La Corte, respingendo il ricorso, ha affermato che “…ferma restando la natura sanzionatoria del sequestro per equivalente…, non è possibile che il soggetto fisico autore dell’illecito commesso a vantaggio della società non possa, per ciò solo, andare esente da responsabilità, avendo egli stesso partecipato alla commissione dell’illecito: l’unico limite vigente in materia è quello della insuperabilità … del valore del compendio sequestrato rispetto all’entità del profitto ricavato…” (Cassazione 32944/2013).
Osservazioni
La questione di diritto esaminata nella fattispecie sottoposta al vaglio della Corte riguarda l’assoggettabilità dei beni dell’indagato alla misura del sequestro preventivo per il reato di omesso versamento d’imposte da parte della società.
I giudici di legittimità, dopo aver ribadito che, in materia di reati tributari (quale quello oggetto della fattispecie esaminata dalla Corte), il sequestro preventivo funzionale alla confisca per equivalente è riferibile all’ammontare dell’imposta, costituendo esso il vantaggio patrimoniale direttamente derivante dalla condotta illecita ed è, quindi, riconducibile al concetto di profitto del reato, hanno precisato che gli effetti dell’azione illecita posta in essere dal rappresentante legale delle società si producono nei confronti di queste ultime.
Con un’ulteriore precisazione della Corte riguardo il rapporto tra natura della confisca e responsabilità del reato.

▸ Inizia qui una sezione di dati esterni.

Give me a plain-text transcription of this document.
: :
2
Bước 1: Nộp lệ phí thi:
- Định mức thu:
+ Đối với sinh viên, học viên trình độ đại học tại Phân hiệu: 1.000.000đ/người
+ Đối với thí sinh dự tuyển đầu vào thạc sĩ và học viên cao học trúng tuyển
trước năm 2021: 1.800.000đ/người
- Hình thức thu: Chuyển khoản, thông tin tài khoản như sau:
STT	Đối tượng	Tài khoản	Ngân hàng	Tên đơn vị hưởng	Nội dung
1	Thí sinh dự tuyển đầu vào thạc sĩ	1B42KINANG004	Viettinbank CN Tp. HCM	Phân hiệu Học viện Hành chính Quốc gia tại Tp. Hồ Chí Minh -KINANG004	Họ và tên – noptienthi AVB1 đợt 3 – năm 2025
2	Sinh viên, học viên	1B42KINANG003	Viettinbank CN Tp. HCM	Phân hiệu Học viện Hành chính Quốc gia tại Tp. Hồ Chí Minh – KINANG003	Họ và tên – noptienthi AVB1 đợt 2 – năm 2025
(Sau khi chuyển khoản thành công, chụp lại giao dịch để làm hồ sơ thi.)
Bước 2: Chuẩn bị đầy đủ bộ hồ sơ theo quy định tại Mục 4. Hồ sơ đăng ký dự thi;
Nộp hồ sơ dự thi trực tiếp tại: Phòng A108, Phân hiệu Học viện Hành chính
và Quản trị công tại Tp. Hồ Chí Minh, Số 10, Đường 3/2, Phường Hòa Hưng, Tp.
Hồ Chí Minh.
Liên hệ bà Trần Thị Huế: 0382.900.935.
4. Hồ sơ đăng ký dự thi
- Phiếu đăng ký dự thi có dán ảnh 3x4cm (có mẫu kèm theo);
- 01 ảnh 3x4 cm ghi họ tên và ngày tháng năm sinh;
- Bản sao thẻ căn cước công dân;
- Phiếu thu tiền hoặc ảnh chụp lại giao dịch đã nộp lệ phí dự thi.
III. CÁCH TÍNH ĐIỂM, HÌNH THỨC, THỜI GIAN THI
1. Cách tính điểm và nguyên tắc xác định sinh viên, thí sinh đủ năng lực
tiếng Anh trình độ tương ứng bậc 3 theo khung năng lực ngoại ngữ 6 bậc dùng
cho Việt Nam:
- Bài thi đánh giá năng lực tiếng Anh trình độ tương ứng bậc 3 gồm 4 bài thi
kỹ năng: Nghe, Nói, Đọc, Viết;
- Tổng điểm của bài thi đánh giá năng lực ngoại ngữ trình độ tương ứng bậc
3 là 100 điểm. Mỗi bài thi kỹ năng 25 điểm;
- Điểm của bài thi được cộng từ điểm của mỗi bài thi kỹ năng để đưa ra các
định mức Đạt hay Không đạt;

Per la natura sanzionatoria del sequestro per equivalente ex articolo 321 cpp, del reato risponderebbe non solo il suo autore, ma anche la società che ne ha tratto vantaggio: la società, alla luce del principio “solidaristico” che lega la responsabilità dell’autore materiale dell’illecito al soggetto a cui vantaggio l’azione illecita viene commessa e che non può, per ciò, considerarsi estraneo al reato (Cassazione, sentenza n. 28731/2011); l’autore del reato, che non potrebbe rimanere esente da responsabilità, nonostante abbia commesso il fatto ma non ne abbia tratto vantaggio.
A tale riguardo, la Corte ha chiarito che uno degli effetti derivanti dalla natura sanzionatoria della confisca è la riconducibilità dell’azione delittuosa e degli effetti che a essa conseguono a tutti i soggetti che abbiano partecipato a vario titolo al reato, con l’unico limite della insuperabilità - non contestata dalla difesa nella fattispecie al vaglio della Corte - del valore del compendio sequestrato rispetto all’entità del profitto ricavato (Cassazione n. 32944/2013).
Ma nella pronuncia nessuna regola è stabilita con riferimento all’eventuale ordine da seguire nell’escussione dei patrimoni, forse perché in una precedente pronuncia i giudici di piazza Cavour hanno precisato che “il sequestro preventivo funzionale alla confisca per equivalente sui beni della persona fisica non richiede, per la sua legittimità, la preventiva escussione del patrimonio della persona giuridica nell’interesse della quale il reato è stato commesso…” (Cassazione, sentenze n. 20976/2012, n. 7138/2011 e n. 10838/2007), non esistendo alcuna norma che impone di perseguire il patrimonio della persona giuridica beneficiaria, prima di aggredire il patrimonio della persona fisica (Cassazione, 24851/2013). O ancora perché, nella fattispecie sottoposta al vaglio dei giudici di piazza Cavour, il sequestro dei beni della legale rappresentante è avvenuto per una somma corrispondente alle imposte non versate e il patrimonio della signora è risultato capiente.